Nach Einschätzung von EU-Parlamentspräsident Martin Schulz könnte London im September offiziell seinen Austrittswunsch in Brüssel anmelden. Denn bis Anfang des Monats soll in Großbritannien feststehen, wer Cameron als Chef der britischen Tories - und damit als Regierungschef - folgt. Cameron selbst hat deutlich gemacht, dass er in seiner Amtszeit nicht mehr den Austritt in Brüssel anmelden wird. Ab diesem Zeitpunkt liefe die Uhr für die bis zu zweijährigen Scheidungsverhandlungen. London spielt dabei offenbar auf Zeit.

Von seinen europäischen Partnern musste sich Cameron schwere Vorwürfe gefallen lassen. "England ist zusammengebrochen", mit seiner Politik ebenso wie der Währung, der Verfassung und der Wirtschaft, sagte der niederländische Regierungschef Mark Rutte. Luxemburgs Premier Xavier Bettel warf Cameron vor, sein Land "aus nationalem politischem Kalkül" in die aktuelle schwierige Lage gebracht zu haben.

Cameron selbst erklärte, er setze auch weiterhin auf eine enge Bindung seines Landes an die Europäische Union. "Ich hoffe sehr, dass wir bei Handel, Zusammenarbeit und Sicherheit eine Beziehung anstreben werden, die so eng wie möglich ist."

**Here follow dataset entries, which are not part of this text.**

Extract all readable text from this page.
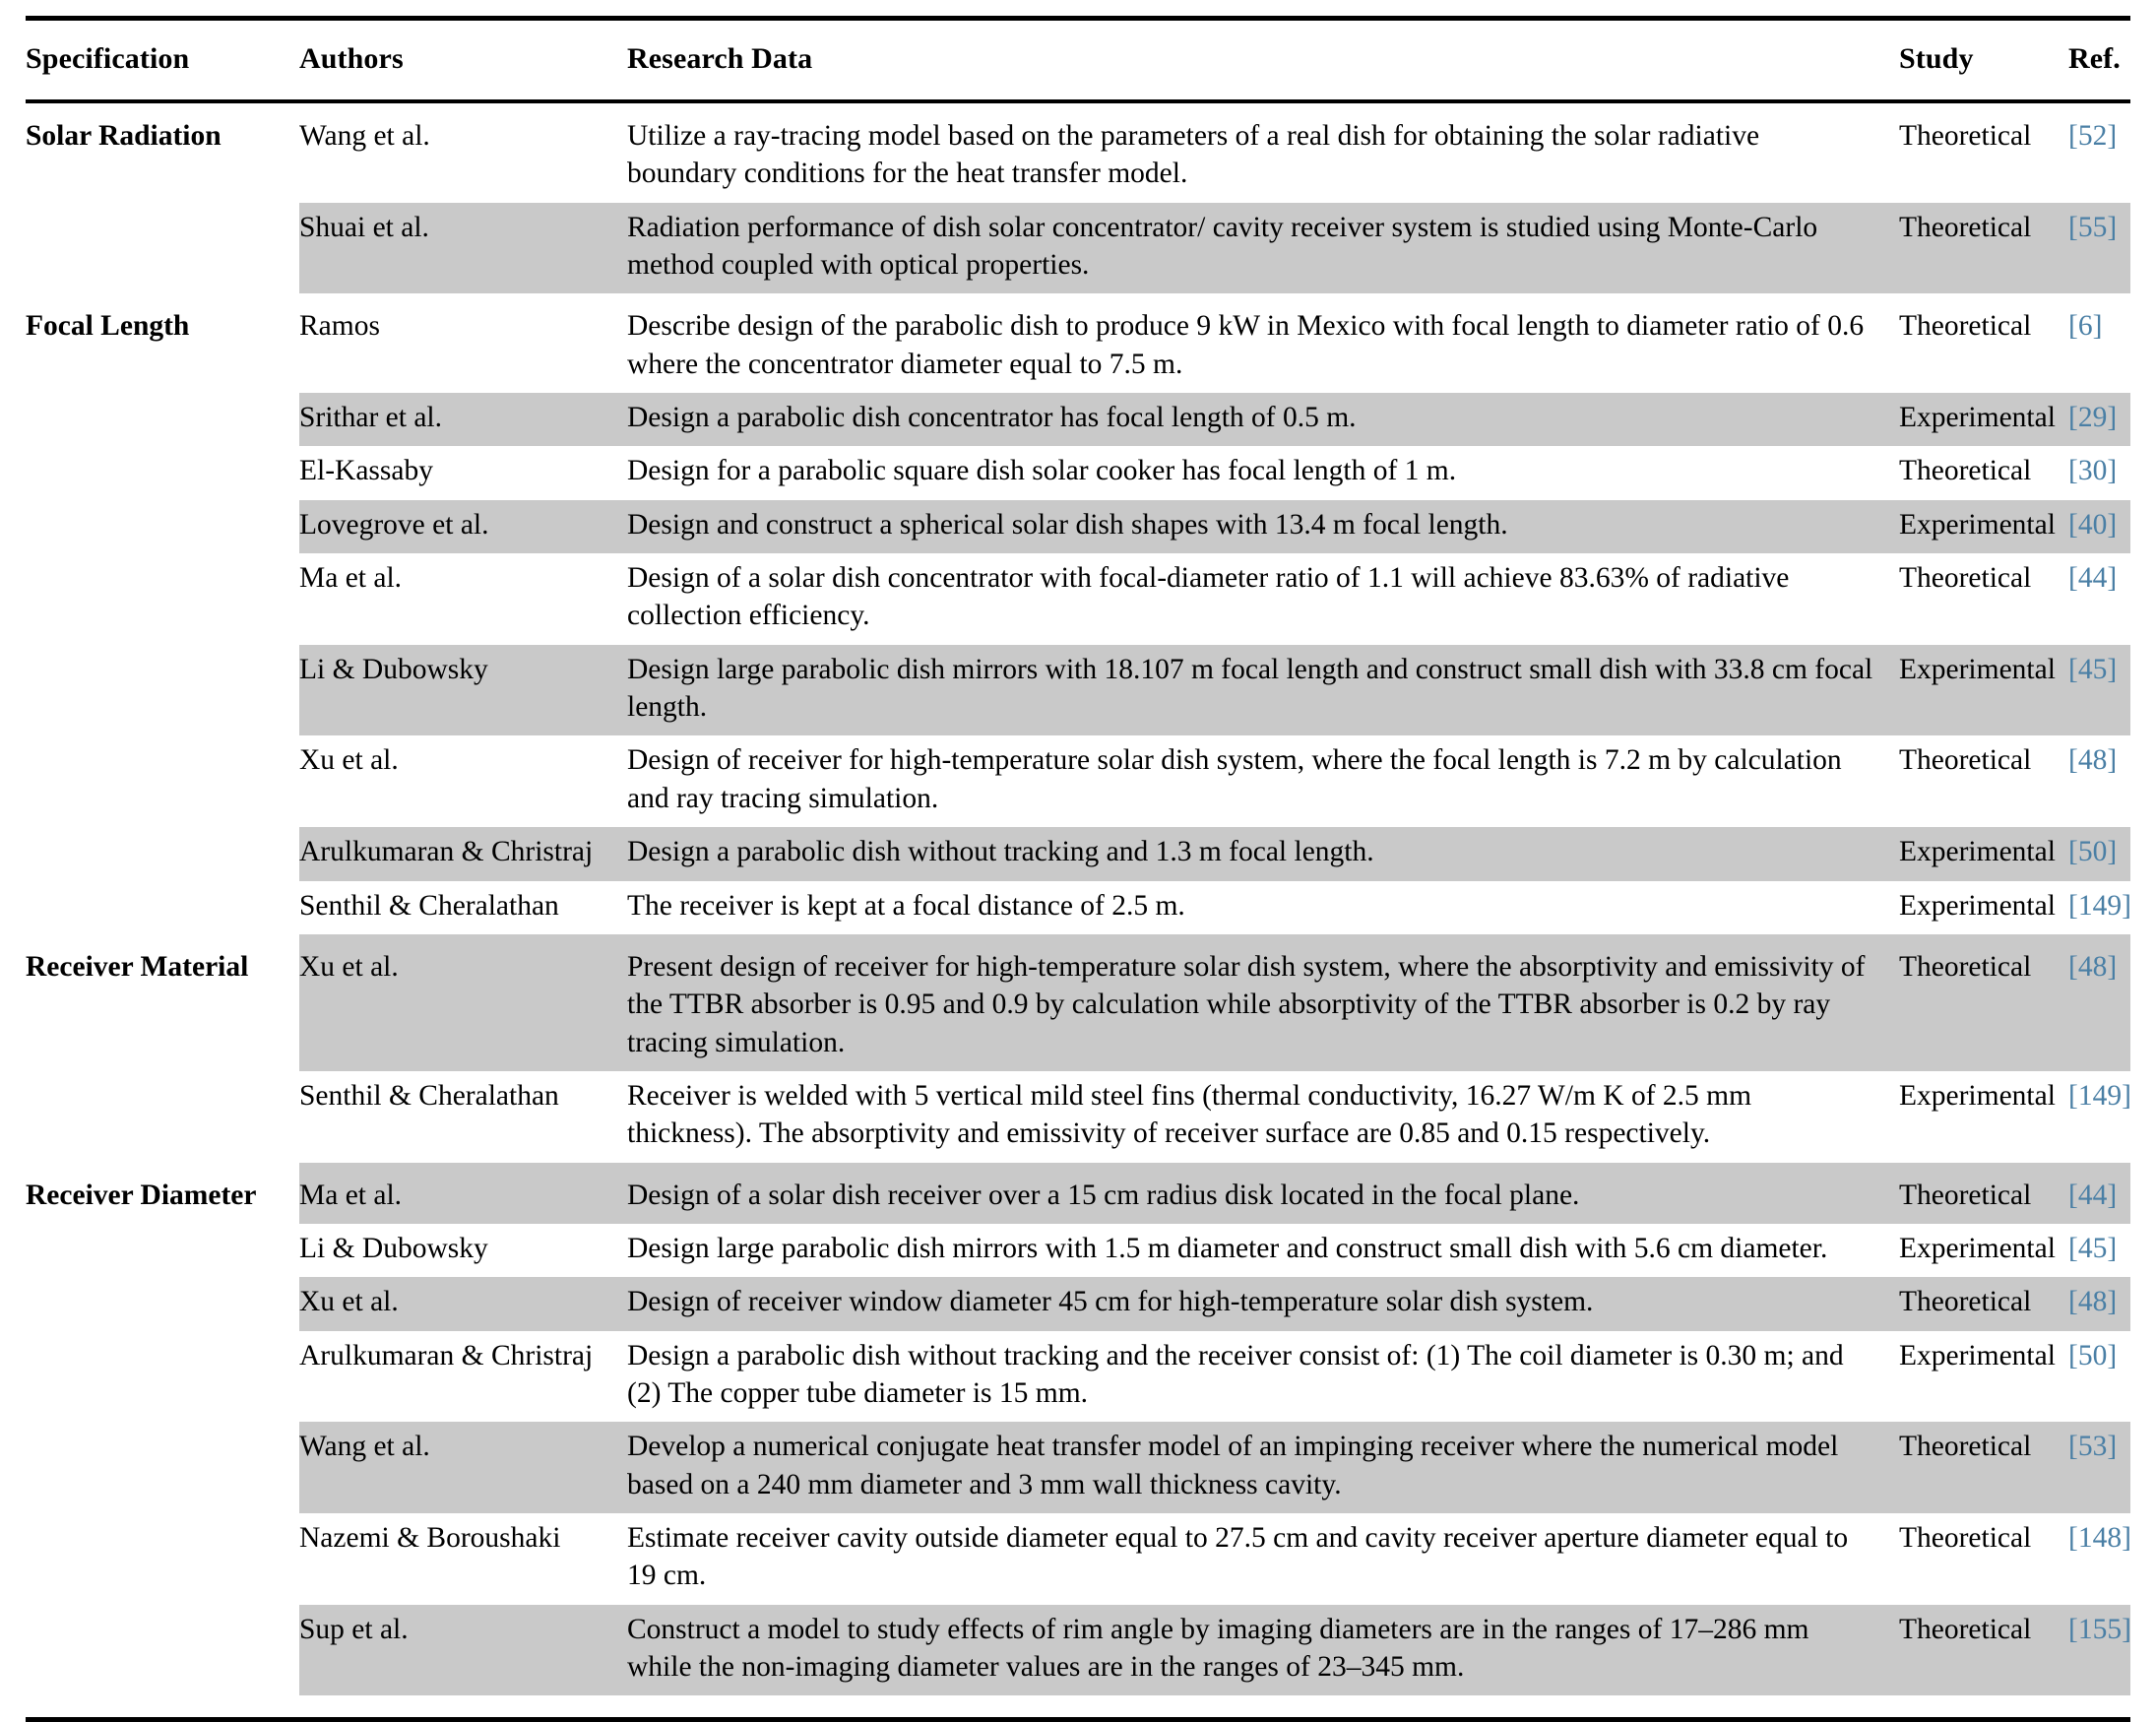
Specification	Authors	Research Data	Study	Ref.
Solar Radiation	Wang et al.	Utilize a ray-tracing model based on the parameters of a real dish for obtaining the solar radiative boundary conditions for the heat transfer model.	Theoretical	[52]
	Shuai et al.	Radiation performance of dish solar concentrator/ cavity receiver system is studied using Monte-Carlo method coupled with optical properties.	Theoretical	[55]
Focal Length	Ramos	Describe design of the parabolic dish to produce 9 kW in Mexico with focal length to diameter ratio of 0.6 where the concentrator diameter equal to 7.5 m.	Theoretical	[6]
	Srithar et al.	Design a parabolic dish concentrator has focal length of 0.5 m.	Experimental	[29]
	El-Kassaby	Design for a parabolic square dish solar cooker has focal length of 1 m.	Theoretical	[30]
	Lovegrove et al.	Design and construct a spherical solar dish shapes with 13.4 m focal length.	Experimental	[40]
	Ma et al.	Design of a solar dish concentrator with focal-diameter ratio of 1.1 will achieve 83.63% of radiative collection efficiency.	Theoretical	[44]
	Li & Dubowsky	Design large parabolic dish mirrors with 18.107 m focal length and construct small dish with 33.8 cm focal length.	Experimental	[45]
	Xu et al.	Design of receiver for high-temperature solar dish system, where the focal length is 7.2 m by calculation and ray tracing simulation.	Theoretical	[48]
	Arulkumaran & Christraj	Design a parabolic dish without tracking and 1.3 m focal length.	Experimental	[50]
	Senthil & Cheralathan	The receiver is kept at a focal distance of 2.5 m.	Experimental	[149]
Receiver Material	Xu et al.	Present design of receiver for high-temperature solar dish system, where the absorptivity and emissivity of the TTBR absorber is 0.95 and 0.9 by calculation while absorptivity of the TTBR absorber is 0.2 by ray tracing simulation.	Theoretical	[48]
	Senthil & Cheralathan	Receiver is welded with 5 vertical mild steel fins (thermal conductivity, 16.27 W/m K of 2.5 mm thickness). The absorptivity and emissivity of receiver surface are 0.85 and 0.15 respectively.	Experimental	[149]
Receiver Diameter	Ma et al.	Design of a solar dish receiver over a 15 cm radius disk located in the focal plane.	Theoretical	[44]
	Li & Dubowsky	Design large parabolic dish mirrors with 1.5 m diameter and construct small dish with 5.6 cm diameter.	Experimental	[45]
	Xu et al.	Design of receiver window diameter 45 cm for high-temperature solar dish system.	Theoretical	[48]
	Arulkumaran & Christraj	Design a parabolic dish without tracking and the receiver consist of: (1) The coil diameter is 0.30 m; and (2) The copper tube diameter is 15 mm.	Experimental	[50]
	Wang et al.	Develop a numerical conjugate heat transfer model of an impinging receiver where the numerical model based on a 240 mm diameter and 3 mm wall thickness cavity.	Theoretical	[53]
	Nazemi & Boroushaki	Estimate receiver cavity outside diameter equal to 27.5 cm and cavity receiver aperture diameter equal to 19 cm.	Theoretical	[148]
	Sup et al.	Construct a model to study effects of rim angle by imaging diameters are in the ranges of 17–286 mm while the non-imaging diameter values are in the ranges of 23–345 mm.	Theoretical	[155]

EU-Kommissionschef Jean-Claude Juncker drängte bei einer Sondersitzung des Europaparlaments in Brüssel: "Ich möchte, dass Großbritannien seine Position klärt. Wir können uns nicht auf einen langen Zeitraum der Ungewissheit einlassen." Auch die EU-Abgeordneten verlangten in einer Resolution eine rasche Austrittserklärung Großbritanniens.

Die ungewisse Lage macht die Europäer nervös. "Die Unsicherheit, die wir derzeit haben, ist für niemanden gut", merkte der schwedische Ministerpräsidenten Stefan Löfven an. EU-Parlamentspräsident Martin Schulz nannte sie gar das "größte Problem". "Wir können nicht zu lange warten", mahnte er. Er verwies darauf, dass Großbritannien die Bestnote AAA bei einigen Ratingagenturen verloren hat. Diese bewerten die Kreditwürdigkeit von Schuldnern, auch von Staaten. Zugleich müsse die EU den Briten aber im Zweifelsfall einen Rückzieher von der Brexit-Entscheidung ermöglichen.

US-Präsident Barack Obama, der sich für einen Verbleib Großbritanniens in der EU eingesetzt hatte, warnte die Europäer nun vor Hysterie. "Am besten sieht man das so, dass für das Projekt einer vollen europäischen Integration eine Pause-Taste gedrückt wurde", sagte er dem Sender NPR und warnte vor Übertreibung. "Es gibt da so eine kleine Post-Brexit-Hysterie, als ob sich die Nato oder die transatlantische Allianz auflösen und jedes Land sich in seine Ecke zurückziehen würde. So ist das aber nicht."